NEW YORK - Not quite the holiday spirit. That's what a new report says about New York's fingerprinting requirement for food stamps, which it says is causing the wrong people to go hungry.

New York City got it wrong a staggering 97 percent of the time, according to the Empire Justice Center report, denying benefits to people who should have received food stamps.

Susan Dooha, executive director of the Center for Independence of the Disabled in New York, says Gov. Andrew Cuomo has the power to correct the problem.

"The governor can issue an executive order to remove the red tape in the way of people getting the food help that they need."

The economic downturn especially has been hard on people with disabilities in New York. The report notes that New York and Arizona are the only two states which still require fingerprints for their food-assistance programs.

It would be one thing if the fingerprinting actually prevented fraud, says Cathy Roberts, the Empire Justice Center's senior paralegal, but her group found that in the past year in New York City, it didn't happen 97 percent of the time.

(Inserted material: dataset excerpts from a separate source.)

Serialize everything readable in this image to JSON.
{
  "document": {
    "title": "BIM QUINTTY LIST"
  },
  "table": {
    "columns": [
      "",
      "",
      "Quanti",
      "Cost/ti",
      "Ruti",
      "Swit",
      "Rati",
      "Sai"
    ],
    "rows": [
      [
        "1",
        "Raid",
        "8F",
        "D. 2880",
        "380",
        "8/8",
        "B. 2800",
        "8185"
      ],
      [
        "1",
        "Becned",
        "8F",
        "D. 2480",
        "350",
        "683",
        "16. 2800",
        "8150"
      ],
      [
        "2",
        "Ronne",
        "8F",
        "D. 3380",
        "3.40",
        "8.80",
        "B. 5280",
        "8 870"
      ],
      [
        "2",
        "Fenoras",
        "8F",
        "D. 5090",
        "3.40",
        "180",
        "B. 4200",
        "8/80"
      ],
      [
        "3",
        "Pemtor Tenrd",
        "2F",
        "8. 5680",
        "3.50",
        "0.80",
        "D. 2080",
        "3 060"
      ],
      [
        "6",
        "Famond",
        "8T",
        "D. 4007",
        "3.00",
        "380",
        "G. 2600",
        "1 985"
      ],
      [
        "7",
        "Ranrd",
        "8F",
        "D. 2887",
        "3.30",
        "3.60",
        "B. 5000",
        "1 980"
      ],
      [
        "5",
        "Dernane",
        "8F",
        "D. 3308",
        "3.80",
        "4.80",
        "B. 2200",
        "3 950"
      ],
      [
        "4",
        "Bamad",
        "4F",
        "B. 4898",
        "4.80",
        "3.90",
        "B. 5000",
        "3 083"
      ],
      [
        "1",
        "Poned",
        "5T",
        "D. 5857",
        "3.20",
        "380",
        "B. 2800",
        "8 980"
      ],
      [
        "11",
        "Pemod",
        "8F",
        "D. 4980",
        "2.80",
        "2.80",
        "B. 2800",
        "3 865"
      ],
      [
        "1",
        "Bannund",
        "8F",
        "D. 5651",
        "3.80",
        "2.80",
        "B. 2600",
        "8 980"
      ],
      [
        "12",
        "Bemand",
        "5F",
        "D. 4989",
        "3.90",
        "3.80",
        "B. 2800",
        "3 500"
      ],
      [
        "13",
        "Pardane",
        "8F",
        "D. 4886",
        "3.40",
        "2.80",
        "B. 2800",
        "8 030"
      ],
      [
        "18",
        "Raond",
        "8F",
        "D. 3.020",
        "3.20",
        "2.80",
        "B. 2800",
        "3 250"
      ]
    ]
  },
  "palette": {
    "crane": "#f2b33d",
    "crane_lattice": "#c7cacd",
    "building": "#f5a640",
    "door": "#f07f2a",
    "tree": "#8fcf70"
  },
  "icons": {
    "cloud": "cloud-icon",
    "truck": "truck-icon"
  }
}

"Finger imaging in food stamps is bad for New Yorkers, because it's not keeping ineligible people out of the program, like people who are trying to scam the system. It's keeping out some of the most vulnerable people who are eligible for food stamps."

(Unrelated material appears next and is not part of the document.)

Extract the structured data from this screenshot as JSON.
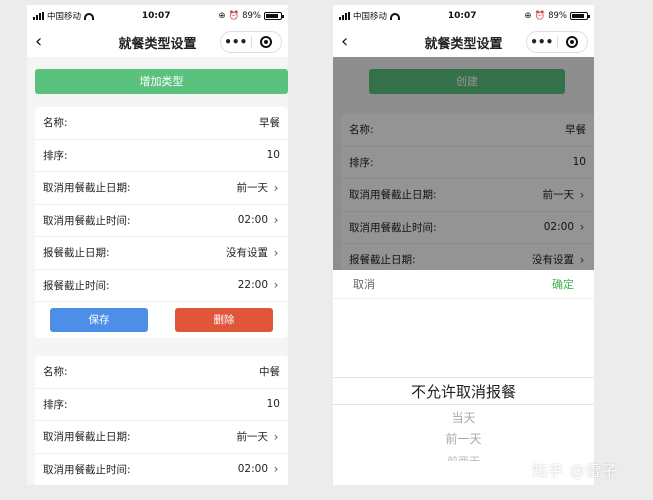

New York seniors also are being hurt, says Bill Ferris, AARP state legislative representative, and his group is joining the call for Cuomo to end the fingerprint requirement for food stamps.

"One out of four New Yorkers who are 60 years and older, and are living at home, are really nutritionally at risk. We believe that this policy doesn't help that statistic at all."

Details of the study are online at empirejustice.org.